The main goal was for our model to have a high performance on a small amount of imbalanced data and be explainable, and for that, we decided to use three machine learning models, namely logistic regression, random forest and neural networks. We have decided to use three different model types, all with different amounts of explainability, to discuss the trade-off between performance and explainability. We originally wanted to also use support vector machines, one-class support vector machines and relevance vector machines, but we found that training them took too long on our data. We used the AUPRC as our evaluation metric as we believe that it is a better indicator of model performance when the data is imbalanced than the more often used AUROC.
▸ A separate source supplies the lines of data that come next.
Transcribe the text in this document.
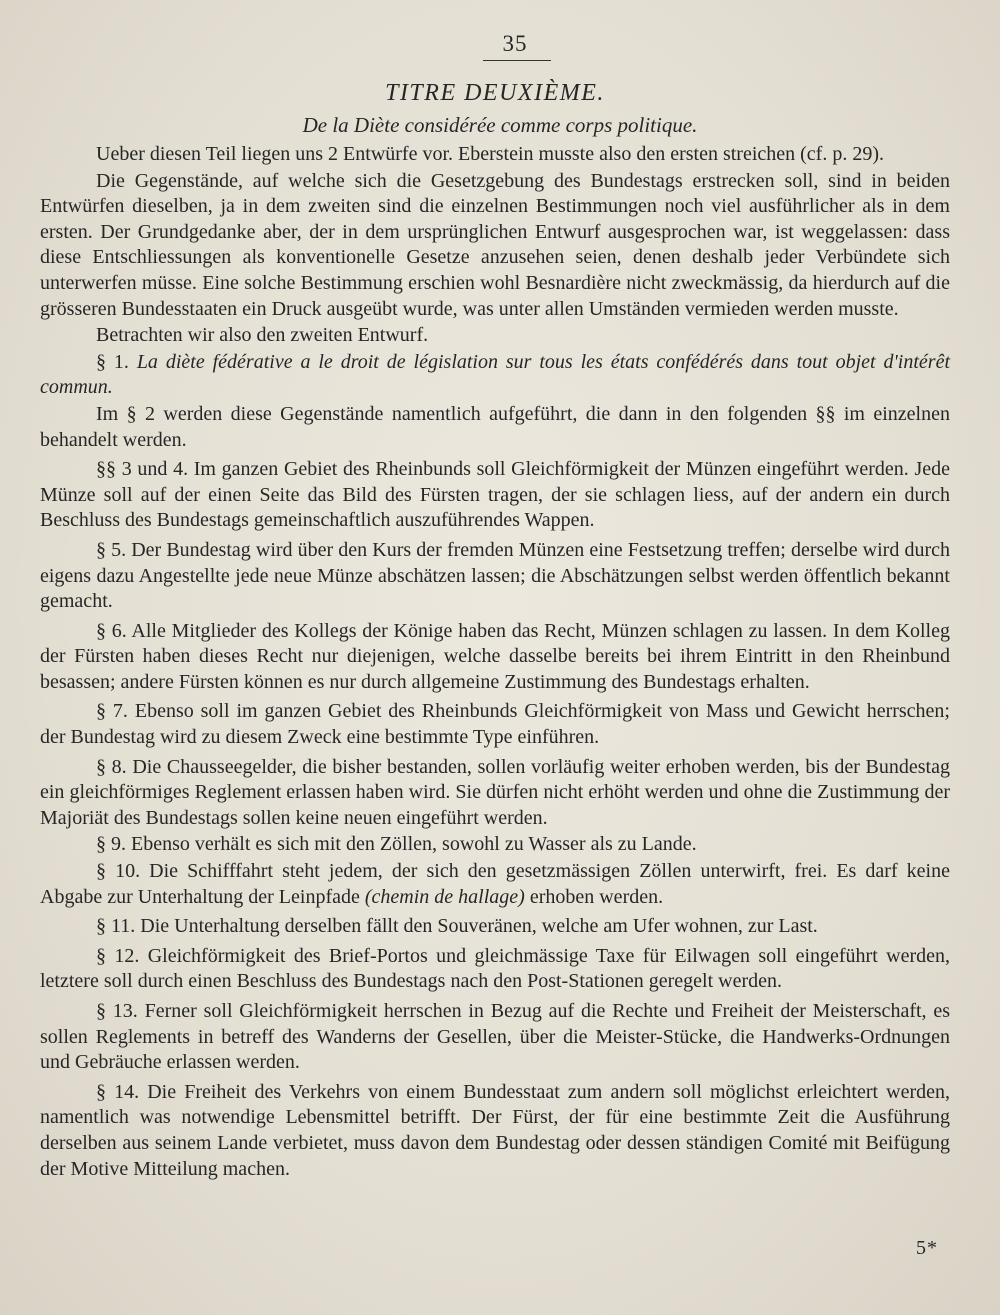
35
TITRE DEUXIÈME.
De la Diète considérée comme corps politique.

Ueber diesen Teil liegen uns 2 Entwürfe vor. Eberstein musste also den ersten streichen (cf. p. 29).

Die Gegenstände, auf welche sich die Gesetzgebung des Bundestags erstrecken soll, sind in beiden Entwürfen dieselben, ja in dem zweiten sind die einzelnen Bestimmungen noch viel ausführlicher als in dem ersten. Der Grundgedanke aber, der in dem ursprünglichen Entwurf ausgesprochen war, ist weggelassen: dass diese Entschliessungen als konventionelle Gesetze anzusehen seien, denen deshalb jeder Verbündete sich unterwerfen müsse. Eine solche Bestimmung erschien wohl Besnardière nicht zweckmässig, da hierdurch auf die grösseren Bundesstaaten ein Druck ausgeübt wurde, was unter allen Umständen vermieden werden musste.

Betrachten wir also den zweiten Entwurf.

§ 1. La diète fédérative a le droit de législation sur tous les états confédérés dans tout objet d'intérêt commun.

Im § 2 werden diese Gegenstände namentlich aufgeführt, die dann in den folgenden §§ im einzelnen behandelt werden.

§§ 3 und 4. Im ganzen Gebiet des Rheinbunds soll Gleichförmigkeit der Münzen eingeführt werden. Jede Münze soll auf der einen Seite das Bild des Fürsten tragen, der sie schlagen liess, auf der andern ein durch Beschluss des Bundestags gemeinschaftlich auszuführendes Wappen.

§ 5. Der Bundestag wird über den Kurs der fremden Münzen eine Festsetzung treffen; derselbe wird durch eigens dazu Angestellte jede neue Münze abschätzen lassen; die Abschätzungen selbst werden öffentlich bekannt gemacht.

§ 6. Alle Mitglieder des Kollegs der Könige haben das Recht, Münzen schlagen zu lassen. In dem Kolleg der Fürsten haben dieses Recht nur diejenigen, welche dasselbe bereits bei ihrem Eintritt in den Rheinbund besassen; andere Fürsten können es nur durch allgemeine Zustimmung des Bundestags erhalten.

§ 7. Ebenso soll im ganzen Gebiet des Rheinbunds Gleichförmigkeit von Mass und Gewicht herrschen; der Bundestag wird zu diesem Zweck eine bestimmte Type einführen.

§ 8. Die Chausseegelder, die bisher bestanden, sollen vorläufig weiter erhoben werden, bis der Bundestag ein gleichförmiges Reglement erlassen haben wird. Sie dürfen nicht erhöht werden und ohne die Zustimmung der Majoriät des Bundestags sollen keine neuen eingeführt werden.

§ 9. Ebenso verhält es sich mit den Zöllen, sowohl zu Wasser als zu Lande.

§ 10. Die Schifffahrt steht jedem, der sich den gesetzmässigen Zöllen unterwirft, frei. Es darf keine Abgabe zur Unterhaltung der Leinpfade (chemin de hallage) erhoben werden.

§ 11. Die Unterhaltung derselben fällt den Souveränen, welche am Ufer wohnen, zur Last.

§ 12. Gleichförmigkeit des Brief-Portos und gleichmässige Taxe für Eilwagen soll eingeführt werden, letztere soll durch einen Beschluss des Bundestags nach den Post-Stationen geregelt werden.

§ 13. Ferner soll Gleichförmigkeit herrschen in Bezug auf die Rechte und Freiheit der Meisterschaft, es sollen Reglements in betreff des Wanderns der Gesellen, über die Meister-Stücke, die Handwerks-Ordnungen und Gebräuche erlassen werden.

§ 14. Die Freiheit des Verkehrs von einem Bundesstaat zum andern soll möglichst erleichtert werden, namentlich was notwendige Lebensmittel betrifft. Der Fürst, der für eine bestimmte Zeit die Ausführung derselben aus seinem Lande verbietet, muss davon dem Bundestag oder dessen ständigen Comité mit Beifügung der Motive Mitteilung machen.

5*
We found that the models are seemingly better able to predict clinical deterioration when a broader definition of clinical deterioration is used to train and test the models, and that the performance of the trained models also increases when it has to predict further into the future. We found that our models, especially the logistic regression models, were able to outperform the existing early warning scores, with the best model achieving an AUPRC of 0.18 when predicting 24h into the future. However, we also found that many of the models had a lot of false positives, although fewer than the early warning scores, which is likely caused either by noisy data or by a definition of clinical deterioration that is not adequate enough. The large amount of false positives means that it is unlikely that our trained models are usable in practice. However, we believe that even a small increase in performance over the currently used early warning system could reduce patient morbidity and mortality.
There are ample avenues for future research. First of all, we could gather more data so that the model can see more and more different patients during training. Furthermore, we should focus on getting an adequate definition of clinical deterioration as a model cannot learn to detect deterioration with a sub-optimal definition. We could increase the number of interesting features by for example incorporating lab tests or looking at the frequency domain rather than the time domain. Naturally, we could use different models, for example an LSTM which explicitly models the passing of time or improve the manner in which we determine the optimal parameter settings. We have provided to the current research by proposing a definition of clinical deterioration that is more subjective than other definitions but could help to predict symptoms that indicate high-risk events earlier in time than models that only look at well-defined end-points. We have also proposed to use another metric in all future research in the medical domain. This metric, the AUPRC, is more indicative of model performance when dealing with imbalanced data than the often used AUROC.